Dans la salle ce soir-là, une bonne fée va propulser la carrière de la troupe. “Ils n’étaient pas doués que pour le crime. […] Je m’attendais à un spectacle d’amateurs, mais j’ai vu quelque chose d’incroyable. Ils m’ont profondément émue”, s’enthousiasme alors Marianne Hakansson, la responsable des services correctionnels dans la région (aujourd'hui décédée). Grâce à son soutien, Jan Jönson échafaude un plan : une tournée triomphale, en extérieur, dans les théâtres les plus importants du pays. À force de négociations, le metteur en scène obtient de l’administration une permission de sortie pour deux dates. Ce sera Göteborg et Malmö, respectivement les deuxième et troisième plus importantes villes de Suède. Au printemps 1985, les cinq prisonniers prennent la route dans un van Chevrolet bleu avec une escouade de sécurité ultralégère : deux gardes et Lennart Wilson, le directeur, en réalité plus chauffeur et machiniste de la bande qu’autre chose. Portant des vêtements civils pour la première fois depuis des années, déambulant dans les rues de Göteborg avec leur compagne au bras, les prisonniers de Kumla goûtent à une étrange semi-liberté : “On était là à se promener sans réel contrôle… C’était absurde ! D’autant qu’en Suède, si tu es étranger et condamné, tu te retrouves expulsé du territoire après ta peine. Moi, je suis résident permanent, mais tous les autres étaient dans cette situation. Et pourtant, ils allaient devoir rentrer de leur plein gré en cellule, être considérés à nouveau comme des gens dangereux… On se demandait vraiment ce qu’on foutait là”, résume Zoran Lovrencic. Passées les deux représentations, lui et ses camarades retournent dans leur geôle avec pas mal d’espoir en tête. Ils croient être devenus les ambassadeurs d’un système carcéral humain, qui prône la réhabilitation par l’art et la responsabilisation de ses détenus. De fait, Cabrerizo et Lovrencic obtiennent leur transfert dans une prison de moindre sécurité, mais pour le reste, l’administration leur fait vite comprendre que la fête est finie : aucune remise de peine, pas d’aménagement supplémentaire de leurs conditions de détention. Et pour l’Espagnol, ce sera l’expulsion au bout du tunnel : “On nous permettait d’aller dehors, de faire nos petits tours de singes savants… Mais quand on demandait quelque chose pour nous, en tant que personnes, pour nos familles, on nous le refusait. On s’est dit : ‘OK, si c’est comme ça, on va se barrer !’”
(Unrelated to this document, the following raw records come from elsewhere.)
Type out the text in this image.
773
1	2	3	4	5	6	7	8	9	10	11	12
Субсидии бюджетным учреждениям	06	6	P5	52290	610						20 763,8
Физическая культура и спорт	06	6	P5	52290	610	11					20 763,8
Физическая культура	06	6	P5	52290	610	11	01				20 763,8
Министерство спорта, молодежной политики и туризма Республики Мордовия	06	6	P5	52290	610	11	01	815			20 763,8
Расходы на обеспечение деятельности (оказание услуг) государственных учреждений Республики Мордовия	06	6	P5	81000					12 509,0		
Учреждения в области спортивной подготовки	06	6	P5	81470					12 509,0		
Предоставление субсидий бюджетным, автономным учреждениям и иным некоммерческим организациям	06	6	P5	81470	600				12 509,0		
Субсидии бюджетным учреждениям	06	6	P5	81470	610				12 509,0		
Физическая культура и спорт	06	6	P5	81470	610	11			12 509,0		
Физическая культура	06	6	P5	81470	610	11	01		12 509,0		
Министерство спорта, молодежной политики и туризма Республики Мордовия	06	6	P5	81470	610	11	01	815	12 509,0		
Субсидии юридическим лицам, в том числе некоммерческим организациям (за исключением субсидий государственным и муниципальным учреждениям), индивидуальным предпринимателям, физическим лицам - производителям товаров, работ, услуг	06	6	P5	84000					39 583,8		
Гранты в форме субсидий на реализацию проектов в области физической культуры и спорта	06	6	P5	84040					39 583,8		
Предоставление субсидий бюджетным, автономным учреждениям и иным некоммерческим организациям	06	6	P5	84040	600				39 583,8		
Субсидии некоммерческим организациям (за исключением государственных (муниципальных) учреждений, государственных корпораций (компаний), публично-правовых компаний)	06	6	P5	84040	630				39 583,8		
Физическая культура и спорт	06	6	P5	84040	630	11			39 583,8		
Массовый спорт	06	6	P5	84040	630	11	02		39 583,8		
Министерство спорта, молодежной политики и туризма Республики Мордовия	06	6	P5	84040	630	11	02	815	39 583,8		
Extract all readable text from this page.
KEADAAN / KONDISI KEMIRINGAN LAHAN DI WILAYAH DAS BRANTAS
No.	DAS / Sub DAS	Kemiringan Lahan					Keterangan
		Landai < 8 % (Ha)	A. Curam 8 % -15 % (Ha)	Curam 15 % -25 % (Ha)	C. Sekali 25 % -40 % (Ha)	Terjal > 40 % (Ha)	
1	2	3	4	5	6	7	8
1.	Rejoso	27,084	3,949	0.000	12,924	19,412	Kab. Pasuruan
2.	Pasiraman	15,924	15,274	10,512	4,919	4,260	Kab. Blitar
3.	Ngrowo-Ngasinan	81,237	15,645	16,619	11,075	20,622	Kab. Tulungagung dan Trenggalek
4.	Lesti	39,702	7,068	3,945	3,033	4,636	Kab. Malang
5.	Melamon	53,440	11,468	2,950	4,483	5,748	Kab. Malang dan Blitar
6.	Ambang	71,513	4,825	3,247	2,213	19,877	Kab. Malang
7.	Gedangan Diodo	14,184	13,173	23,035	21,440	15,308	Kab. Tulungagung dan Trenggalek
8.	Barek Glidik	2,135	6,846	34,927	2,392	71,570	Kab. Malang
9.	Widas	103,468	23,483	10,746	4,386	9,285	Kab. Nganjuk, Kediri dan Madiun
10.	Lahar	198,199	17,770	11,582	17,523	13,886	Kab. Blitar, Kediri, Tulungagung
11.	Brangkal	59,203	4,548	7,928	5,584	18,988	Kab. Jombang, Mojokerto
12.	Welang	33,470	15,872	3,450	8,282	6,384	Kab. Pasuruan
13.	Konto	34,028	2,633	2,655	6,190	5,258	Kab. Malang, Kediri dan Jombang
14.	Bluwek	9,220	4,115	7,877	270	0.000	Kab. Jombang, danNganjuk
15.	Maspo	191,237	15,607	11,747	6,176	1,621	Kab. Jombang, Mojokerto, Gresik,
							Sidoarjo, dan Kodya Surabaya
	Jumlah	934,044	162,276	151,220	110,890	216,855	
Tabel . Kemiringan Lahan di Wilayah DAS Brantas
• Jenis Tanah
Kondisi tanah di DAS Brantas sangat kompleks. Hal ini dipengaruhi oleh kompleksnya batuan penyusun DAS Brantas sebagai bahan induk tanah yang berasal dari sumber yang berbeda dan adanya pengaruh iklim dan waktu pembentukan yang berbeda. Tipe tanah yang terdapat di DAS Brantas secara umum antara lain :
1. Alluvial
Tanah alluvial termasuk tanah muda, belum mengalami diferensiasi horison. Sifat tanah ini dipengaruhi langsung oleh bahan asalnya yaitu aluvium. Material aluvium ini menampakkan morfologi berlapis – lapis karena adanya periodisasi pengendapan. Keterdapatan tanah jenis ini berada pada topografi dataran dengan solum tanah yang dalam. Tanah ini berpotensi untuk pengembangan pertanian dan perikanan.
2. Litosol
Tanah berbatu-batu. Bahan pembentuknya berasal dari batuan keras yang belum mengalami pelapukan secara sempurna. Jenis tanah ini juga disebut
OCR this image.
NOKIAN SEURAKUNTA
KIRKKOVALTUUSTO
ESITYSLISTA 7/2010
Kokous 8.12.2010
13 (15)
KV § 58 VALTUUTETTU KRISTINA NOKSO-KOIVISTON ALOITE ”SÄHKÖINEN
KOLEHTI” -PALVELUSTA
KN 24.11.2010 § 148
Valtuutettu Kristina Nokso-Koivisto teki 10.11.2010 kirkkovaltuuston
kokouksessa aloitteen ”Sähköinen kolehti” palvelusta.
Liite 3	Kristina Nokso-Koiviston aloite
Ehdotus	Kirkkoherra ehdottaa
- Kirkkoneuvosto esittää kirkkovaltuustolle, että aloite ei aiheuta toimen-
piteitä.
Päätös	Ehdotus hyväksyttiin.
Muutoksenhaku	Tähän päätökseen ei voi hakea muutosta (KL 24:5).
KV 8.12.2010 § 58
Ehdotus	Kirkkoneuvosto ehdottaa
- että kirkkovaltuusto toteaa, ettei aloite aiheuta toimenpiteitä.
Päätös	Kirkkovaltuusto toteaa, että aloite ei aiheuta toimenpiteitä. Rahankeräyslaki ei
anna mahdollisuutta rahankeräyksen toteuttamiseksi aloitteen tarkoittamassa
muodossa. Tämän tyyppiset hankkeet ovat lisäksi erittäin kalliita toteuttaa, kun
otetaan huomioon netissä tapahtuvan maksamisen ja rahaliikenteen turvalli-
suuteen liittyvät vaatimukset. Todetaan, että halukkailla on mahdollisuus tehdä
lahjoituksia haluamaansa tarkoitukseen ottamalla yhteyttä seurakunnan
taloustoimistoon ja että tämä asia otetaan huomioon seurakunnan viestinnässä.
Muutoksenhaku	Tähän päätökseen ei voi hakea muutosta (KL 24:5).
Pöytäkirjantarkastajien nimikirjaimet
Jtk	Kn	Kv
“J’étais complètement parano !”

Au même moment, Jan Jönson, Lennart Wilson et les responsables des services correctionnels, grisés par leur succès, veulent accélérer la cadence. Le metteur en scène suédois a rencontré quelques semaines plus tôt à Paris Samuel Beckett, son maître. Touché par le projet, ce dernier lui a donné l’autorisation de jouer l’ensemble de l’œuvre sans en payer les droits d’auteur. De nouvelles représentations et une nouvelle tournée sont prévues. Pour les détenus, qui doivent encore s’approprier le deuxième acte, il faut donc mettre les bouchées doubles. Ils répètent plusieurs fois par semaine pendant près d’une année, sans éveiller les soupçons sur leurs intentions réelles. “C’était une trahison et on se sentait mal vis-à-vis de Jan, qu’on considérait comme l’un des nôtres, admet Francisco. On jouait la comédie à l’intérieur d’une comédie.” Aucun regret cependant, même 30 ans plus tard : “Trouver le moyen de s’échapper, c’est le devoir de tout prisonnier.” Et ceux de notre histoire sont désormais sûrs de leur coup: ils frapperont dès la première date de la tournée, à Göteborg. “C’était le plus simple parce que c’est tout proche de la frontière”, explique Zoran Lovrencic. Tant pis pour le grand final prévu à Stockholm, sa ville de jeunesse : “J’avais très envie de jouer au théâtre Orion, qui est un peu le temple de l’avant-garde. J’ai tenté de convaincre Jan d’intervertir les dates, mais il n’en démordait pas ; il fallait terminer par la plus belle scène.”

“On nous permettait d’aller dehors, de faire nos petits tours de singes savants… Mais quand on demandait quelque chose pour nous, on nous le refusait. Alors on s’est dit : ‘OK, si c’est comme ça, on va se barrer !’”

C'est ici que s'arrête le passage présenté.